As always with security, the key to success is a layered approach. Start by prioritizing types of data and classes of users. Look at the different use cases you need to manage and then develop ways to mitigate the risks to your business information to an acceptable level for those use cases.
The development of where files can and should reside is critical to a successful plan. The answers may vary depending on the type of information. Should corporate files reside in a cloud-based service? Is that appropriate for some types of information and not others? What kind of controls and audits will be needed around information sharing? Policies will vary depending on the types of information being exposed.
An action plan will undoubtedly include policies, processes and technologies. A successful action plan will balance the three.
- In general, it’s more cost-effective and practical to put technology protections around the data being shared than to try to lock down every mobile device your employees and contractors might want to use. The complete banning of mobile technologies is rarely practical and almost unenforceable.
- While data sharing policies are an important part of the action plan, it’s rash to rely on policy alone. If people need to get something done, they’ll find a way, even if it may be against policy.
- A monitoring plan should also be considered. As with any business policy, it will be difficult, if not impossible, to manage what you are not monitoring.
It Does Have to Be Easy to Use
You already have competition: the ad hoc measures that users are inevitably using today.
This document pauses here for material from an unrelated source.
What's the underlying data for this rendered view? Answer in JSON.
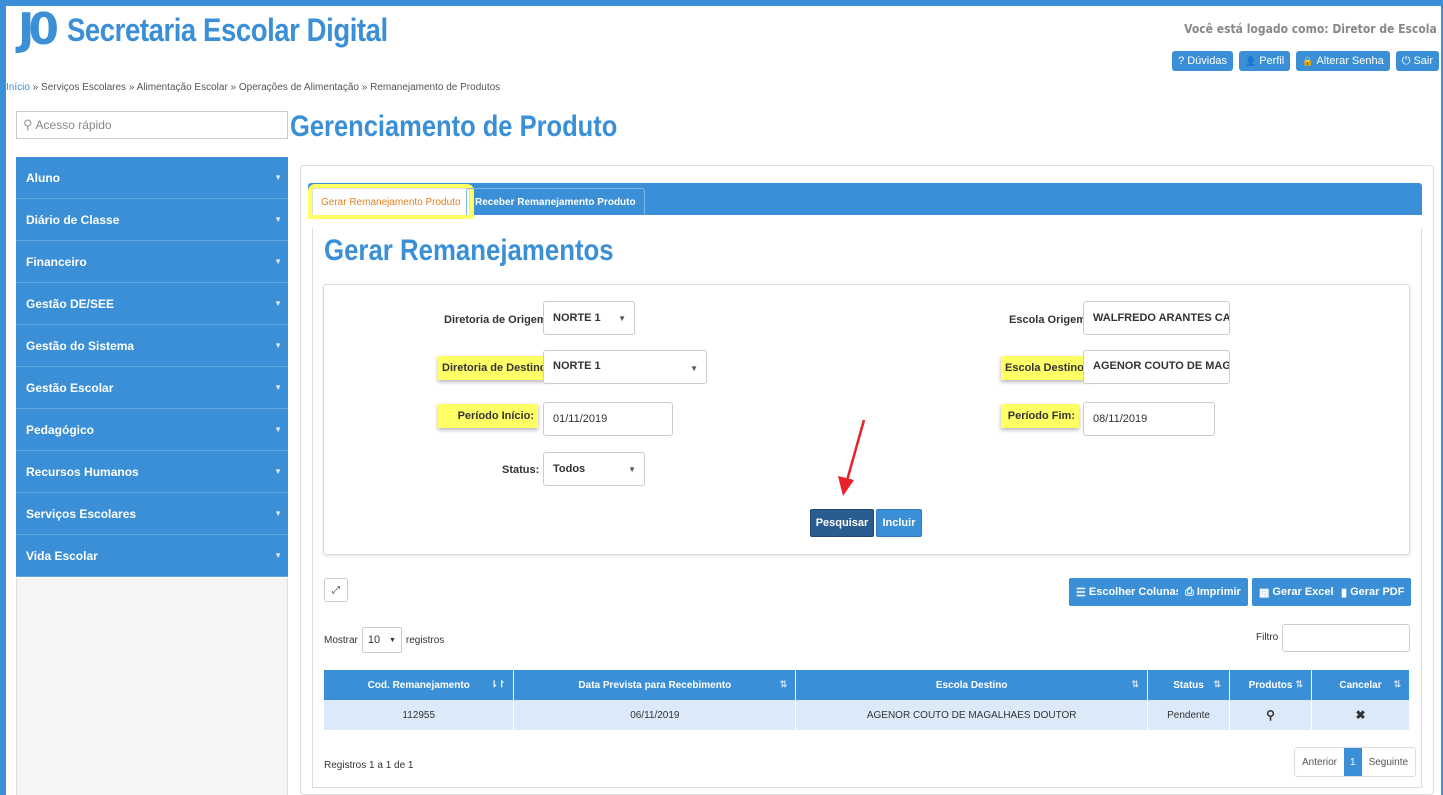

Whatever practices you put in place must be easy to manage and cause the least amount of disruption to their daily work as possible, or people will simply go back to their ad hoc methods.
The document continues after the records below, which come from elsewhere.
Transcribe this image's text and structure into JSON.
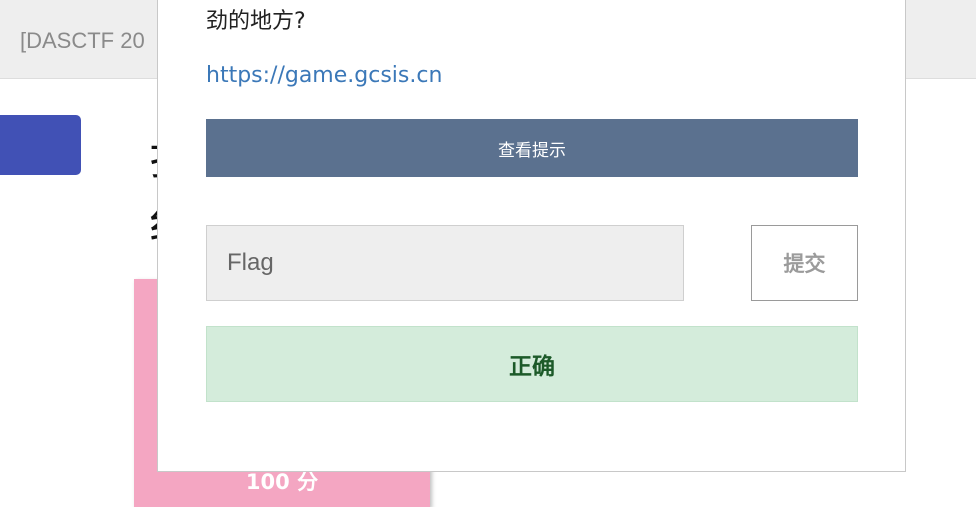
{
  "background": {
    "top_bar_title": "[DASCTF 20",
    "heading_chars": "扌\n纟",
    "card_score": "100 分",
    "colors": {
      "top_bar": "#eeeeee",
      "side_button": "#4151b5",
      "card": "#f4a6c2"
    }
  },
  "modal": {
    "description_tail": "劲的地方?",
    "link": "https://game.gcsis.cn",
    "hint_button_label": "查看提示",
    "flag_input": {
      "placeholder": "Flag",
      "value": ""
    },
    "submit_label": "提交",
    "result_text": "正确",
    "colors": {
      "hint_button": "#5b718f",
      "link": "#3b78b8",
      "result_bg": "#d4ecdb",
      "result_text": "#1c5a29"
    }
  }
}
From the user’s perspective, being easy to use means the following:
- It can work with their own mobile devices.
- Users don’t have to go to IT to get software on their mobile devices.
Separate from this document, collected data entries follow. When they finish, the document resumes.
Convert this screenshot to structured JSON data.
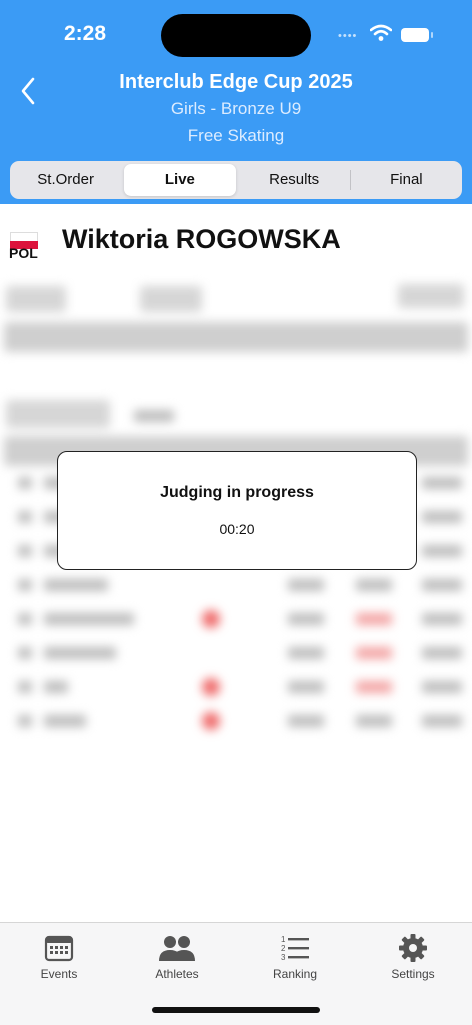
{
  "status": {
    "time": "2:28"
  },
  "header": {
    "title": "Interclub Edge Cup 2025",
    "category": "Girls - Bronze U9",
    "segment": "Free Skating"
  },
  "tabs": [
    {
      "label": "St.Order",
      "active": false
    },
    {
      "label": "Live",
      "active": true
    },
    {
      "label": "Results",
      "active": false
    },
    {
      "label": "Final",
      "active": false
    }
  ],
  "athlete": {
    "country": "POL",
    "name": "Wiktoria ROGOWSKA"
  },
  "modal": {
    "title": "Judging in progress",
    "timer": "00:20"
  },
  "tabbar": [
    {
      "label": "Events",
      "icon": "calendar-icon"
    },
    {
      "label": "Athletes",
      "icon": "people-icon"
    },
    {
      "label": "Ranking",
      "icon": "ranking-list-icon"
    },
    {
      "label": "Settings",
      "icon": "gear-icon"
    }
  ],
  "colors": {
    "header_bg": "#3b9bf5",
    "flag_red": "#dc143c"
  }
}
- It doesn’t have a big software learning curve.
- Users can access the files and information needed when in transit or at home.
Taking Action Now
Even as you read this, someone in your company is emailing themselves an attachment to access it on another device or synching a folder with a cloud-based file exchange service. Mobile information sharing is here to stay and will continue to increase in use, which is why it’s important to get ahead of it today.
A phased approach can be the easiest approach. For example, some mobile device management solutions address mobility risks. Implementing mobile device management can be a major technology project with numerous implications. Even while you analyze those solutions, you can put protections in place around email attachments and mobile file access, provide alternatives to Dropbox-type services and communicate information sharing policies to mitigate risk.
By putting some basic processes, technologies and policies in place, businesses can immediately achieve better control over sensitive data and visibility into information being shared over mobile devices.